Tutorial
Something every animator should know, yet never gets taught. If you post videos online I recommend this tutorial. Codecs! Alpha Channels! Bitrate!
This is a lot of technical information that might turn your brain to soup, but I kept it as simple as I could. Animations are no different than PNGs and JPGs. Quality (and all your hard work) gets lost if you aren’t saving your video files a certain way. Please share this with your fellow animators – it’s something I wish I had known 10 years ago and only learned due to being around people who edit videos for a living.

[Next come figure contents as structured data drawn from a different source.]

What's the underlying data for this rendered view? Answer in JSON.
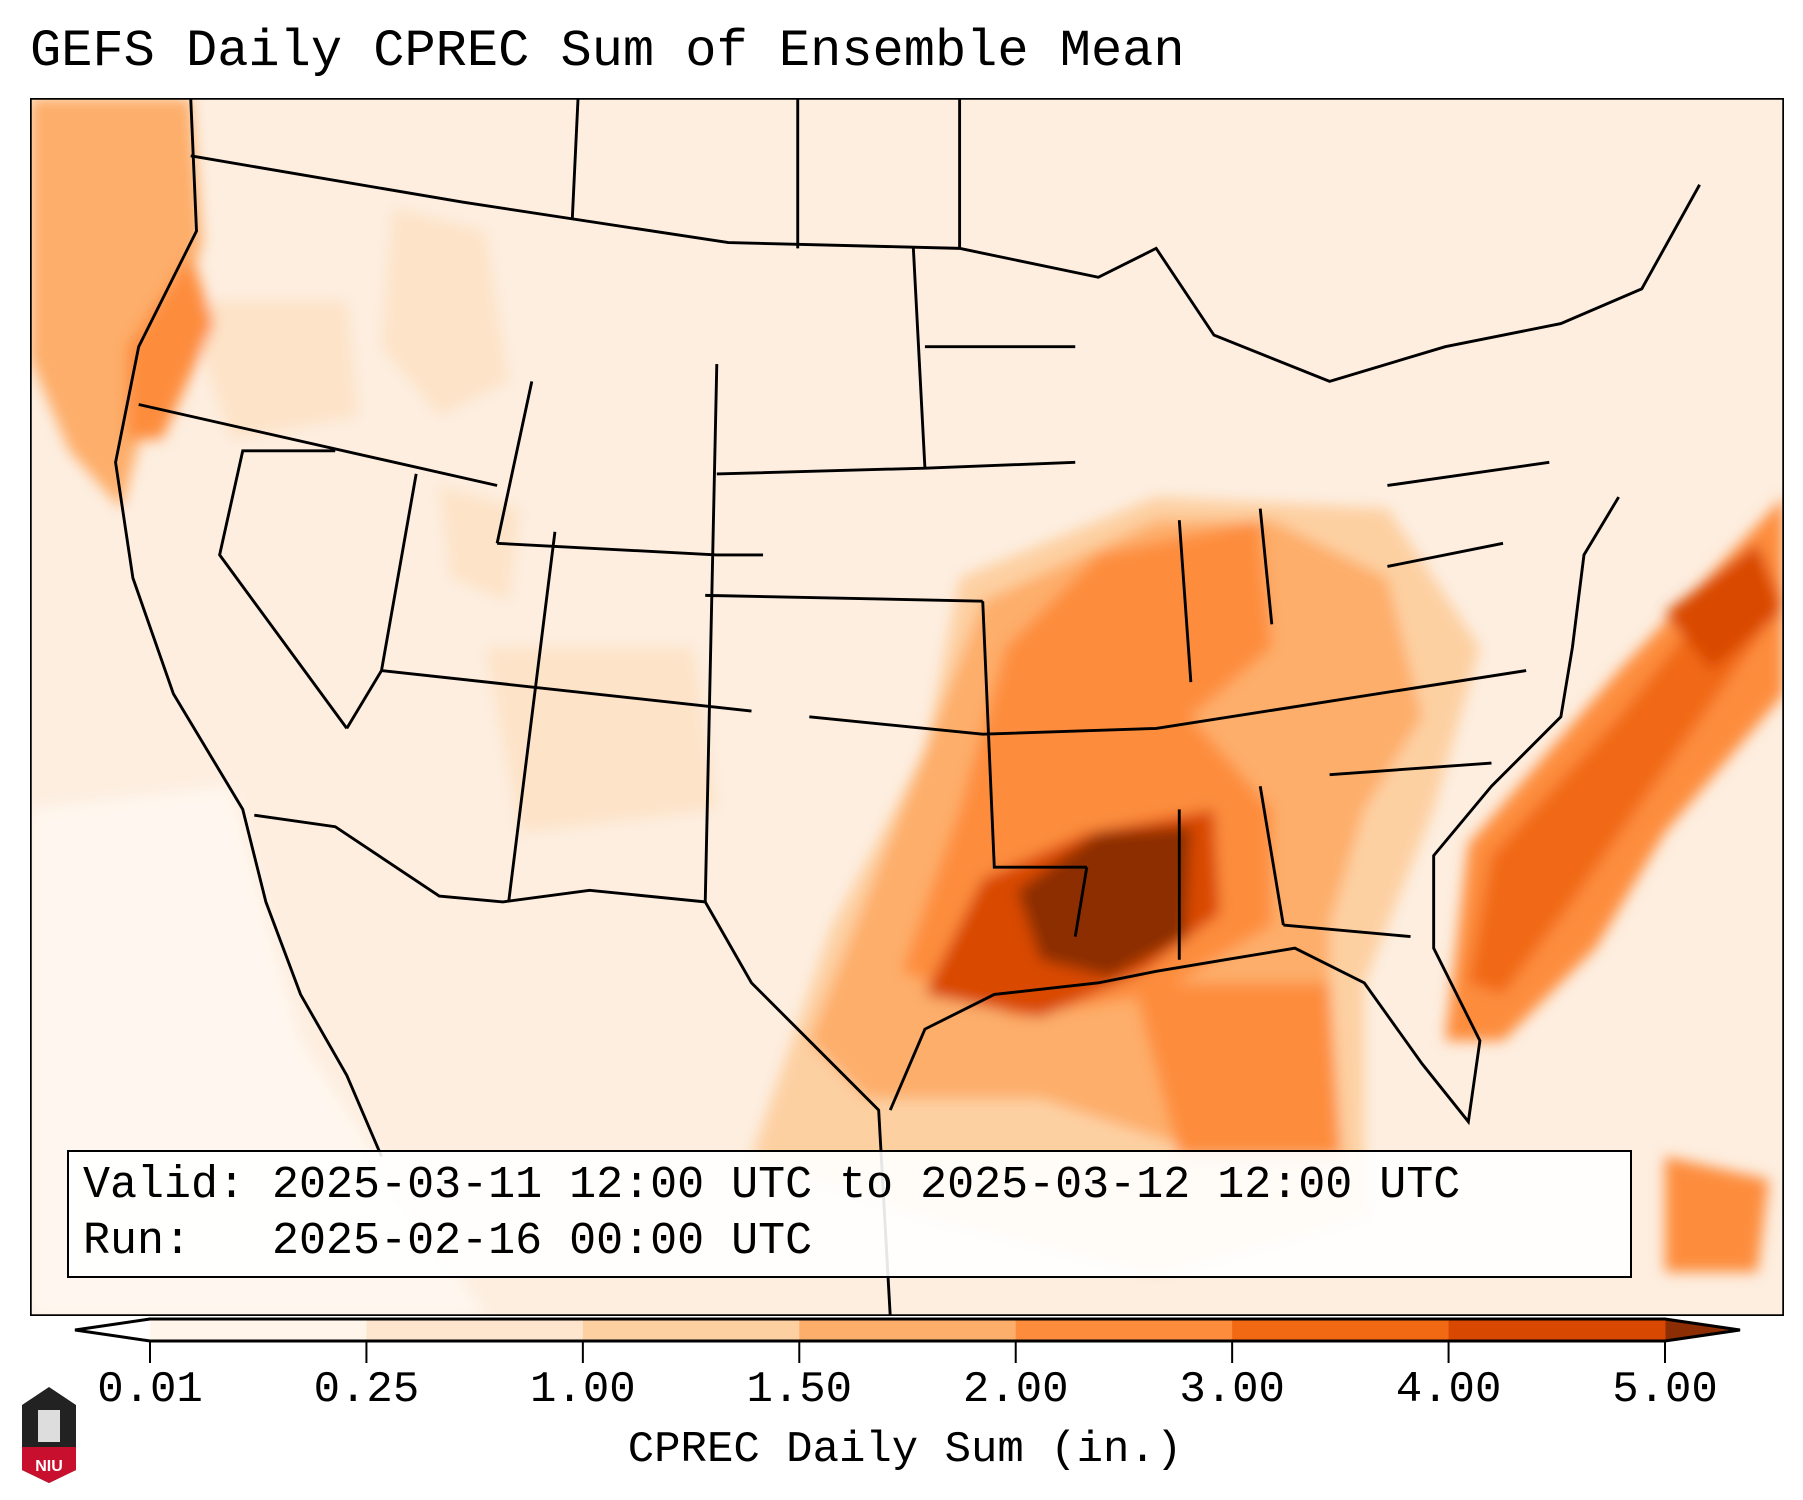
{
  "title": "GEFS Daily CPREC Sum of Ensemble Mean",
  "info": {
    "valid_label": "Valid:",
    "valid_value": "2025-03-11 12:00 UTC to 2025-03-12 12:00 UTC",
    "run_label": "Run:",
    "run_value": "2025-02-16 00:00 UTC"
  },
  "colorbar": {
    "label": "CPREC Daily Sum (in.)",
    "ticks": [
      "0.01",
      "0.25",
      "1.00",
      "1.50",
      "2.00",
      "3.00",
      "4.00",
      "5.00"
    ],
    "colors": [
      "#fff5eb",
      "#fee6ce",
      "#fdd0a2",
      "#fdae6b",
      "#fd8d3c",
      "#f16913",
      "#d94801"
    ],
    "under_color": "#ffffff",
    "over_color": "#8c2d04"
  },
  "logo": {
    "text": "NIU"
  }
}
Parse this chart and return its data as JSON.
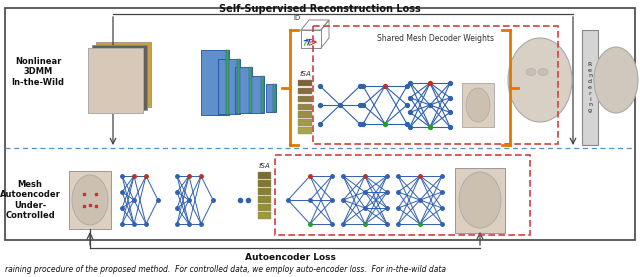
{
  "figsize": [
    6.4,
    2.77
  ],
  "dpi": 100,
  "bg_color": "#ffffff",
  "top_label": "Self-Supervised Reconstruction Loss",
  "bottom_label": "Autoencoder Loss",
  "left_top_label": "Nonlinear\n3DMM\nIn-the-Wild",
  "left_bot_label": "Mesh\nAutoencoder\nUnder-\nControlled",
  "shared_label": "Shared Mesh Decoder Weights",
  "rendering_label": "R\ne\nn\nd\ne\nr\ni\nn\ng",
  "caption": "raining procedure of the proposed method.  For controlled data, we employ auto-encoder loss.  For in-the-wild data",
  "outer_box_color": "#444444",
  "dashed_red_color": "#d04040",
  "orange_color": "#e07800",
  "blue_dash_color": "#5090c8",
  "blue_net_color": "#3060b0",
  "green_node": "#20a020",
  "red_node": "#c03020",
  "blue_node": "#3060b0",
  "arrow_color": "#444444",
  "face_skin": "#d8c8b0",
  "face_edge": "#999999"
}
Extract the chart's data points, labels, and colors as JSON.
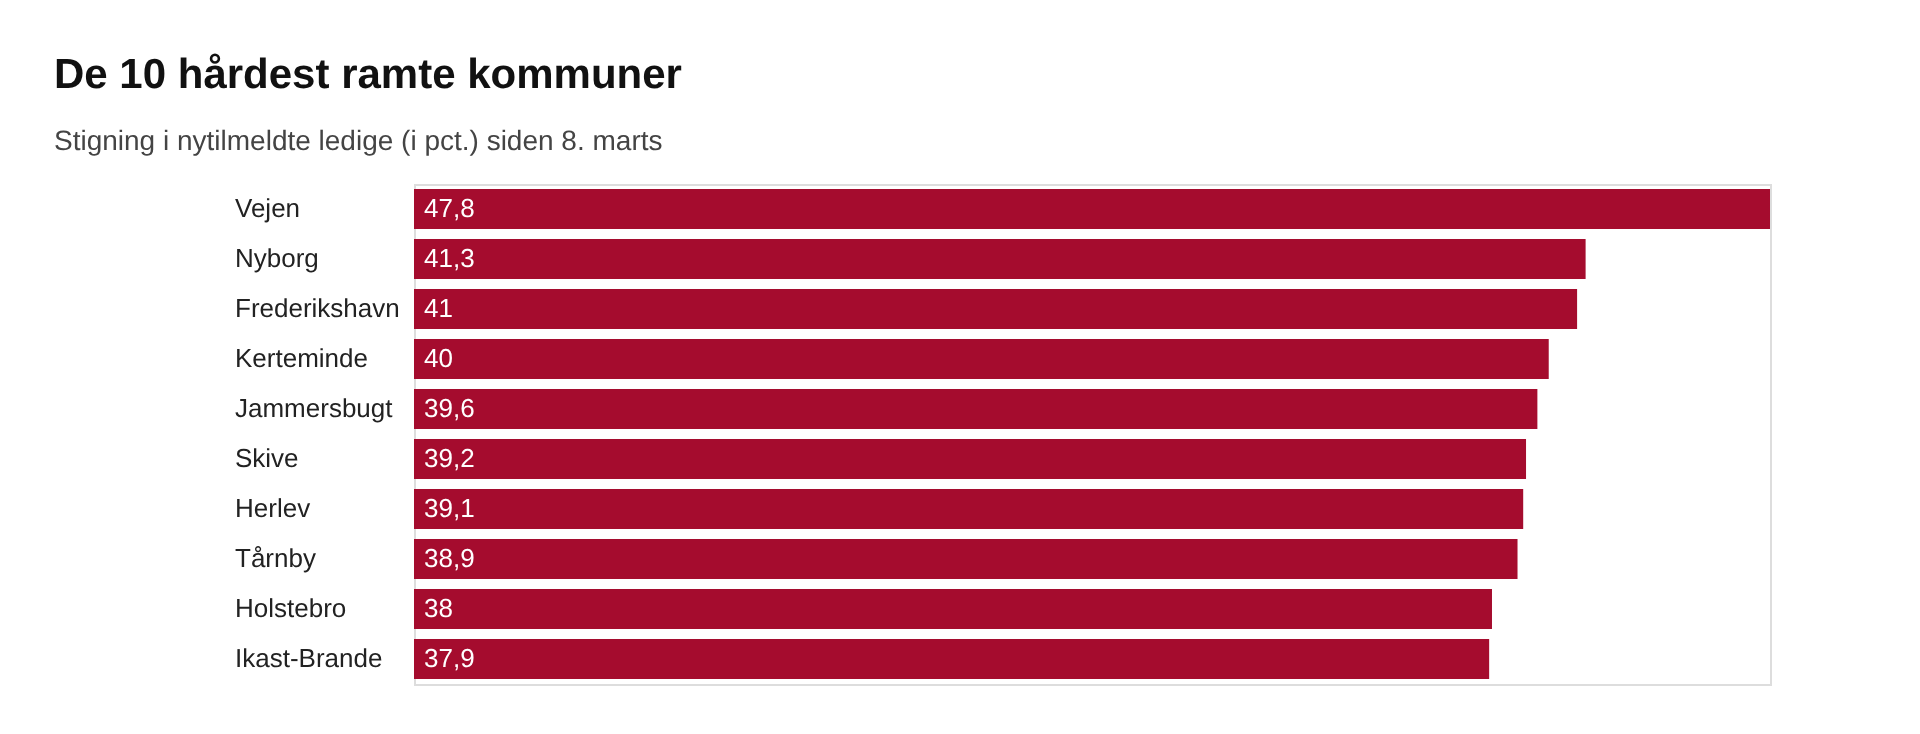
{
  "chart_data": {
    "type": "bar",
    "orientation": "horizontal",
    "title": "De 10 hårdest ramte kommuner",
    "subtitle": "Stigning i nytilmeldte ledige (i pct.) siden 8. marts",
    "categories": [
      "Vejen",
      "Nyborg",
      "Frederikshavn",
      "Kerteminde",
      "Jammersbugt",
      "Skive",
      "Herlev",
      "Tårnby",
      "Holstebro",
      "Ikast-Brande"
    ],
    "values": [
      47.8,
      41.3,
      41,
      40,
      39.6,
      39.2,
      39.1,
      38.9,
      38,
      37.9
    ],
    "value_labels": [
      "47,8",
      "41,3",
      "41",
      "40",
      "39,6",
      "39,2",
      "39,1",
      "38,9",
      "38",
      "37,9"
    ],
    "color": "#a50c2e"
  }
}
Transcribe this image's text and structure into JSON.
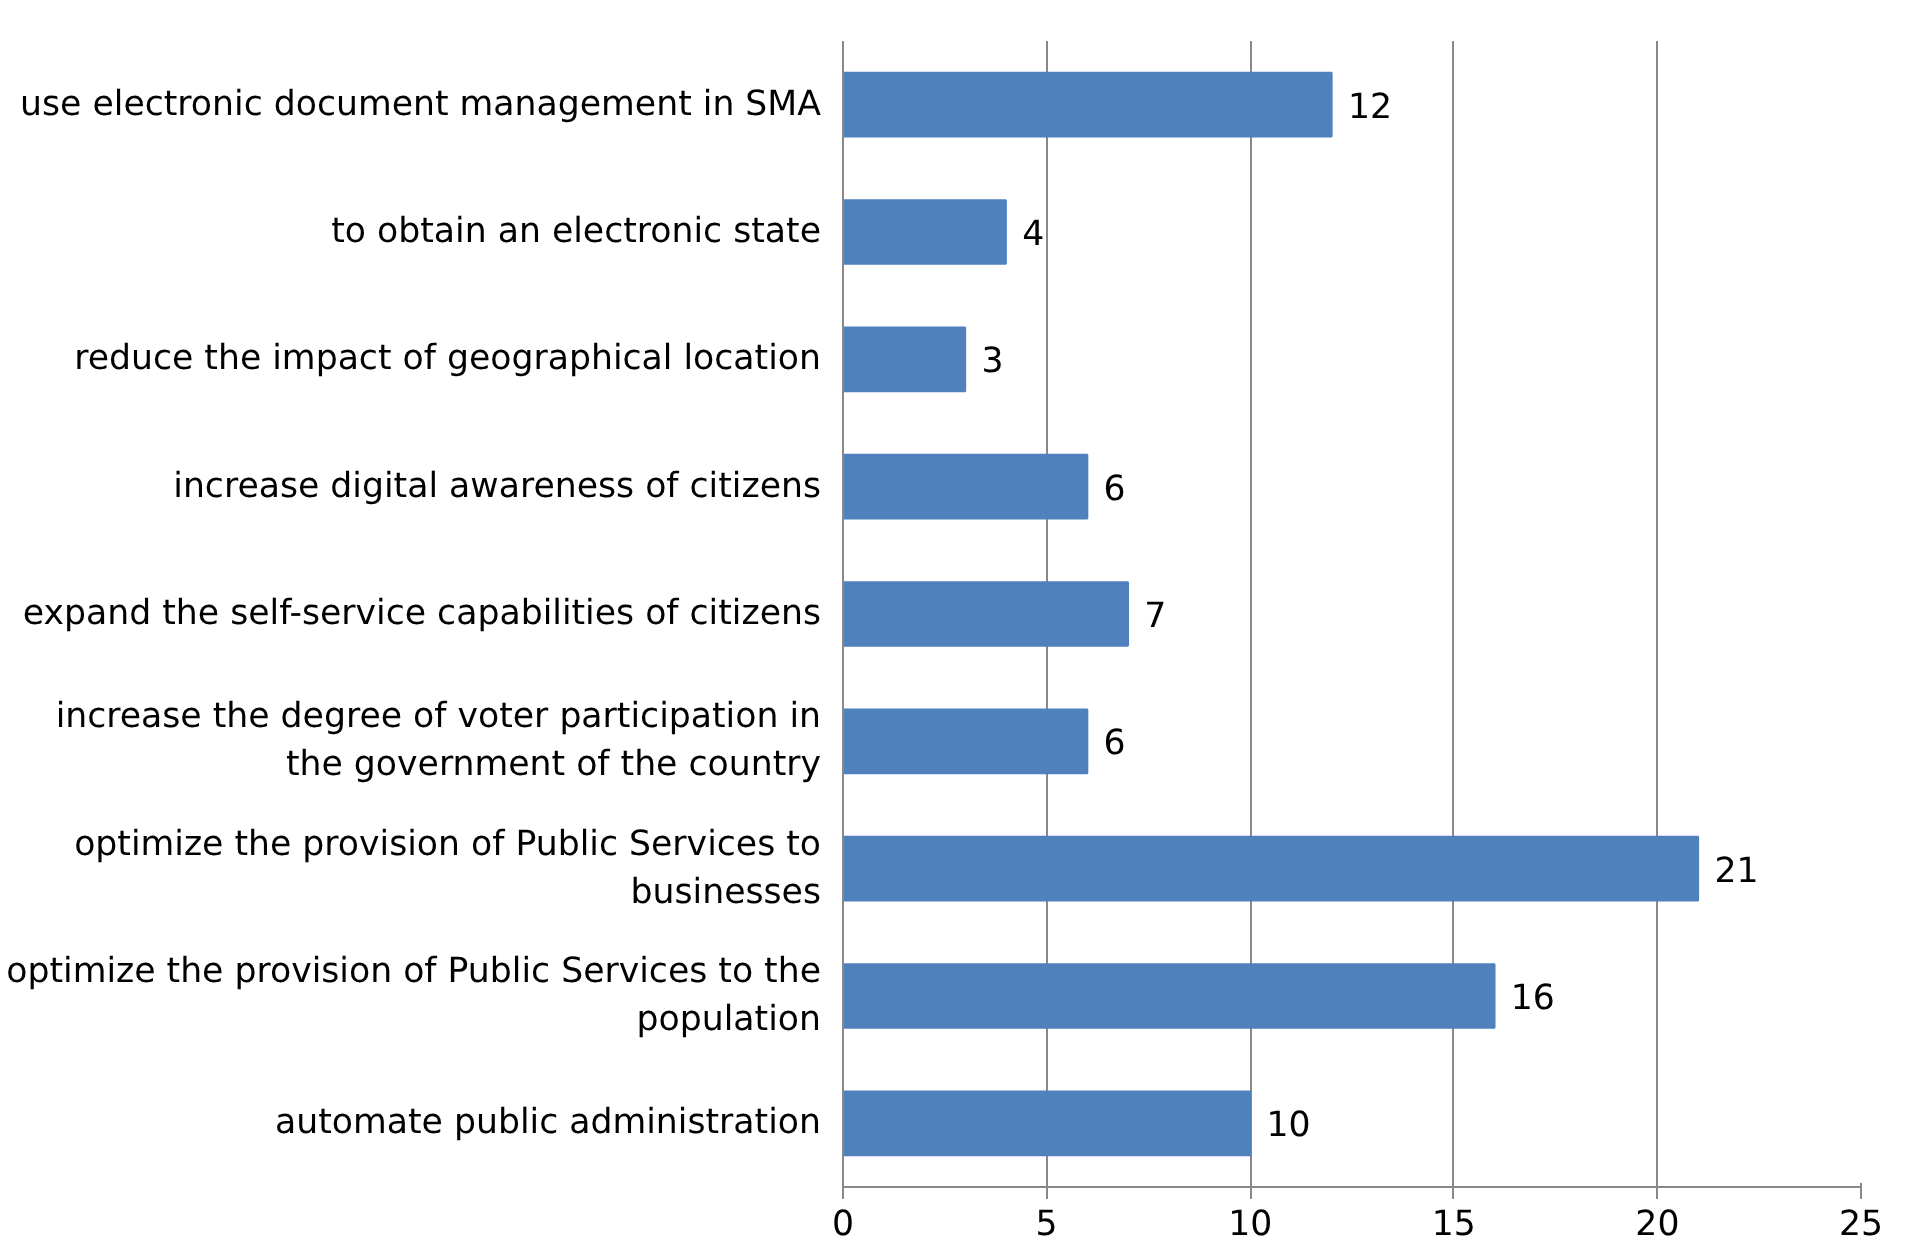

The tutorial teaches the principles of exporting animations from any program. The apps I use as examples include Toon Boom Advanced, Adobe Premiere, Adobe Media Encoder, Magix Vegas Pro, and Flipaclip. If you use something else – and you probably do – this tutorial is still useful.
Additional Info
People will argue about ProRes vs Cineform vs DNxHR as an intermediate mezzanine codec. Any of them are good. As an animator I always choose intermediate over lossless – partly because I’m too lazy to install Lagarith Lossless again, and partly because there is no quality difference visible to the human eye between lossless and intermediate. You’re only protecting data you can’t see. Plus, animators usually don’t work with live action footage and have less to worry about as far as transcoding camera recordings.
Though I do use the lossless MOV Animation codec when exporting from Toon Boom Advanced because I always have to do further edits elsewhere, and MOV Animation is the only Toon Boom codec that survives my workflow without ugly interlacing.
Cheap animation programs (like Flipaclip) will only let you export lossy formats. There’s nothing you can do about it – but at least now you know why your art may not look as sharp if you edit that clip in another program, or if you send it to someone else for a collab.
The examples of complex animation worth the huge amount of extra time a 2-pass VBR export are Castlevania, Metal Gear Rising, and Zone of the Enders. I personally do not find 2-pass VBR worth the encode time since my animations are simple and destined for YouTube, not Netflix streaming.
I always suggest VBR over CBR for animators, unless the destination platform for your video demands CBR.